• İstanbul 13 °C
  • Ankara 13 °C

Laikçi Cumhuriyet Millî Mücadele’nin devamı değil, muarızıdır

Ahmet Doğan İLBEY

Kemalist Cumhuriyetin en keskin tarihi olan1928 itibariyle Millî Mücadeleyle rûhî ve fikrî, kültür ve medeniyet, anayasa ve içtimaî bakımdan hiçbir irtibatı kalmamıştır. Çünkü Millî Mücadele’nin esasları olan Kur’ân-ı Kerim harflerine, hilâfete, İslâmî eğitim gibi birçok kararlara sâdık kalınmamış, anayasadan “devletin dîni İslâmdır” hükmü çıkarılmış ve TBMM’deki yemin metninden “Allah’a yemin ederim” ifadesi kaldırılmıştır. 

M. Kemal, (1919 ve 1920’deki M. Kemal) Millî Mücadele’ye başkanlık ederken baştan sona İslâmî terminoloji kullanmıştır. Birinci Dünya Savaşı’nda Mevlevî, Kadirî ve Bektaşî dergâhları gibi çeşitli tarikat mensuplarından oluşan Alaylar’ın Çanakkale’de ve Doğu’daki Ermeni-Rus saldırısında son derece faal vazifeler yaptığını bilen M. Kemal, Heyet-i Temsiliye Başkanı olduğunda Millî Mücadeleye bu insanların fevkâlade yardımı olacağını biliyordu.

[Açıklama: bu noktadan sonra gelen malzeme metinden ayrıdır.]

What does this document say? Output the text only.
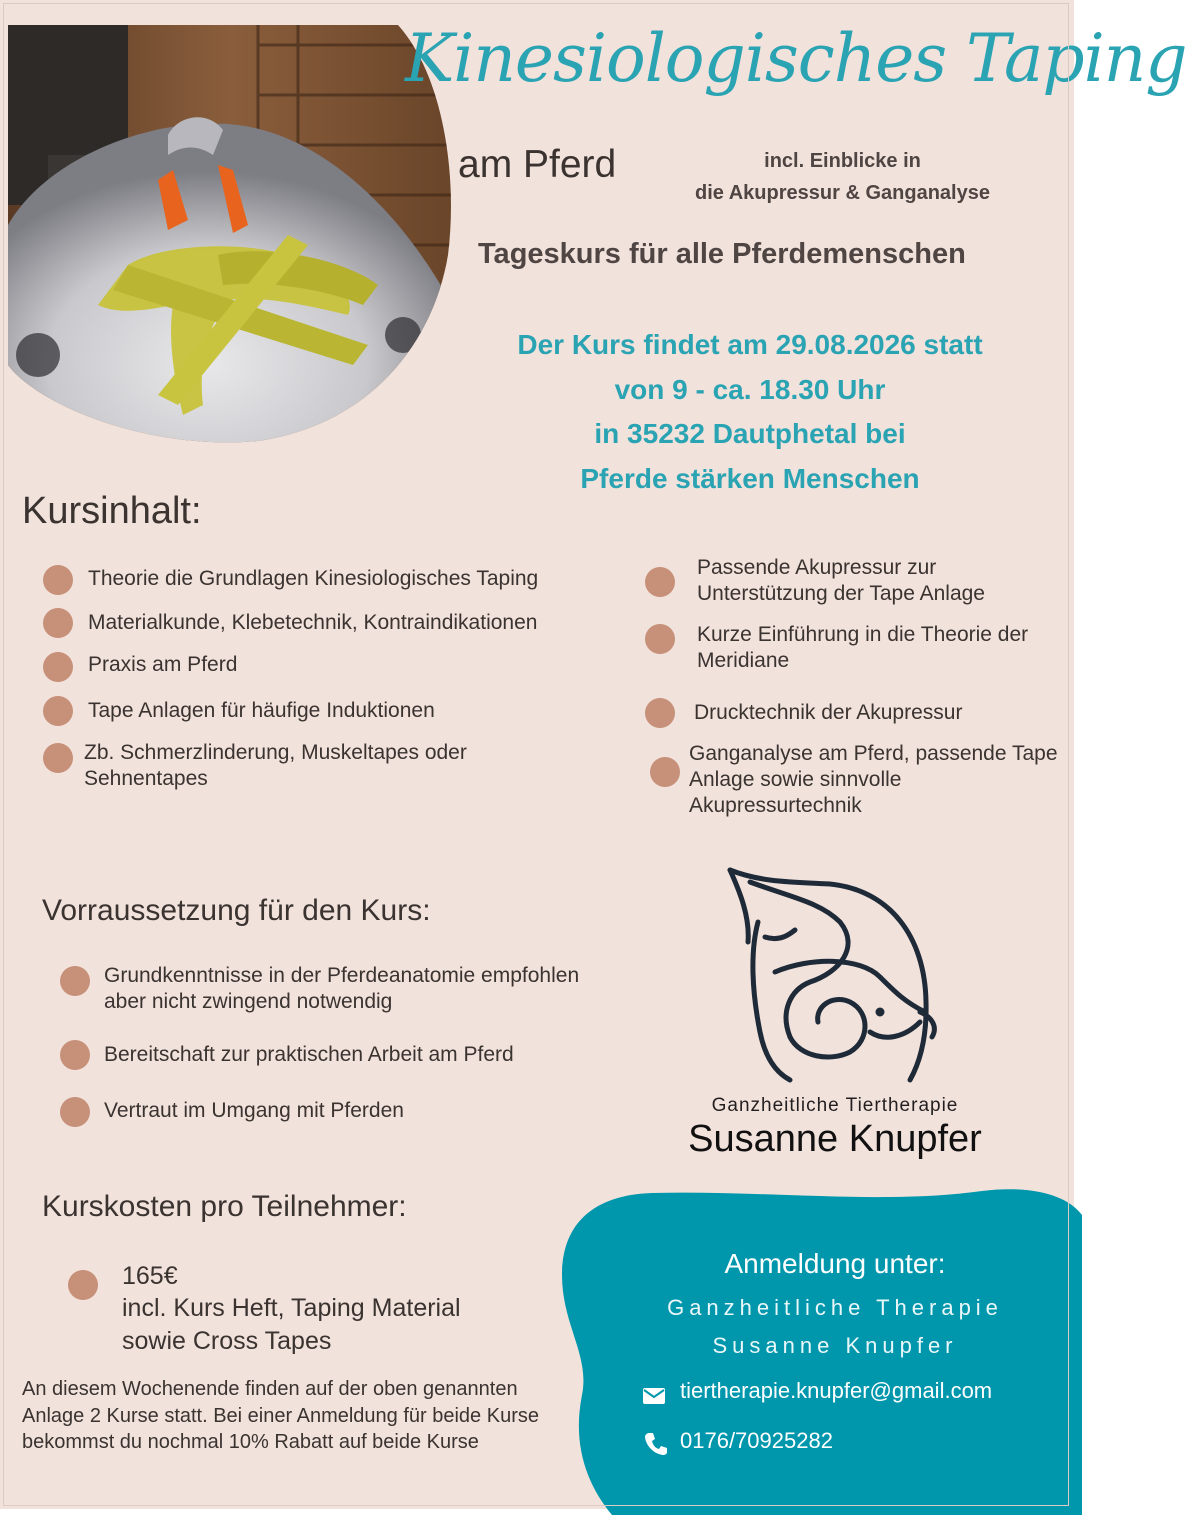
Kinesiologisches Taping
am Pferd	incl. Einblicke in
die Akupressur & Ganganalyse
Tageskurs für alle Pferdemenschen
Der Kurs findet am 29.08.2026 statt
von 9 - ca. 18.30 Uhr
in 35232 Dautphetal bei
Pferde stärken Menschen
Kursinhalt:
Theorie die Grundlagen Kinesiologisches Taping
Materialkunde, Klebetechnik, Kontraindikationen
Praxis am Pferd
Tape Anlagen für häufige Induktionen
Zb. Schmerzlinderung, Muskeltapes oder Sehnentapes
Passende Akupressur zur Unterstützung der Tape Anlage
Kurze Einführung in die Theorie der Meridiane
Drucktechnik der Akupressur
Ganganalyse am Pferd, passende Tape Anlage sowie sinnvolle Akupressurtechnik
Vorraussetzung für den Kurs:
Grundkenntnisse in der Pferdeanatomie empfohlen aber nicht zwingend notwendig
Bereitschaft zur praktischen Arbeit am Pferd
Vertraut im Umgang mit Pferden	Ganzheitliche Tiertherapie
Susanne Knupfer
Kurskosten pro Teilnehmer:
165€
incl. Kurs Heft, Taping Material
sowie Cross Tapes
An diesem Wochenende finden auf der oben genannten Anlage 2 Kurse statt. Bei einer Anmeldung für beide Kurse bekommst du nochmal 10% Rabatt auf beide Kurse
Anmeldung unter:
Ganzheitliche Therapie
Susanne Knupfer
tiertherapie.knupfer@gmail.com
0176/70925282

Millî Mücadele’nin rûhuna uygun Cumhuriyet kurulabilirdi

Erzurum ve Sivas Kongrelerine çok yakın günlerde Heyet-i Temsiliye’nin kurulup nizamnâmesinin yazıldığı ve memleketin topyekûn bir İstiklâl Savaşı’na gebe olduğu günlerdi. Kâzım Karabekir Paşanın Doğu’daki askerî gücünün yanında şahsî itibarının da desteğiyle nüfuzlu din adamları ve kanaat önderlerinin delege kaydedilerek Erzurum Kongresi’ne başkan seçilen ve daha sonra Heyet-i Temsiliye Başkanı olan M. Kemal kongre sonrası alınan kararları ve yapılacak diğer faaliyetleri haberdar etmek ve desteğin devam etmesini sağlamak maksadıyla nüfuzlu şeyh ve tarikat önderlerine İslâmî üslûba titizlikle uyarak mektuplar yazdığı belgeler sabit.

Halk Fırkası programına uygun olarak kurulan laikçi Cumhuriyet devletinin Millî Mücadele’nin devamı olmadığı tek cümleyle anlaşılabilir: “Vatan-ı İslâmiyye ve hilafeti kurtarmak için millî cihad ilân edilmiştir…” Millî Mücadele’nin rûhu ve fikri “dîn-i mübin-i İslâm” üzeredir, 1924 sonrası Cumhuriyet’in ruhu ve fikri ise lâdinî ve pozitivisttir. Kemalist ilke ve inkılâplarından, diğer adıyla Halk Fırkası, yâni Chp programlarından teşekkül eden Cumhuriyet rejimini Millî Mücadele’nin devamı zannedenler yanılıyorlar.

Millî Mücadele bir başka adıyla “Millî Mücahede / Mücahede-i Millîye” Birinci Dünya Savaşı’nın ardından Birinci Meclis’in fetvalarla aldığı millî cihadın ikincisidir. Bu sebeple Türkiye dışından cihat ilânının dâvetine koşup gelen diğer Müslüman ülkelerin kanaat önderlerinden Şeyh Ahmed Senusî gibi birçok zât M. Kemal’in (1920’deki M. Kemal) dâveti üzerine Millî Mücadele için canla başla çalışmıştır.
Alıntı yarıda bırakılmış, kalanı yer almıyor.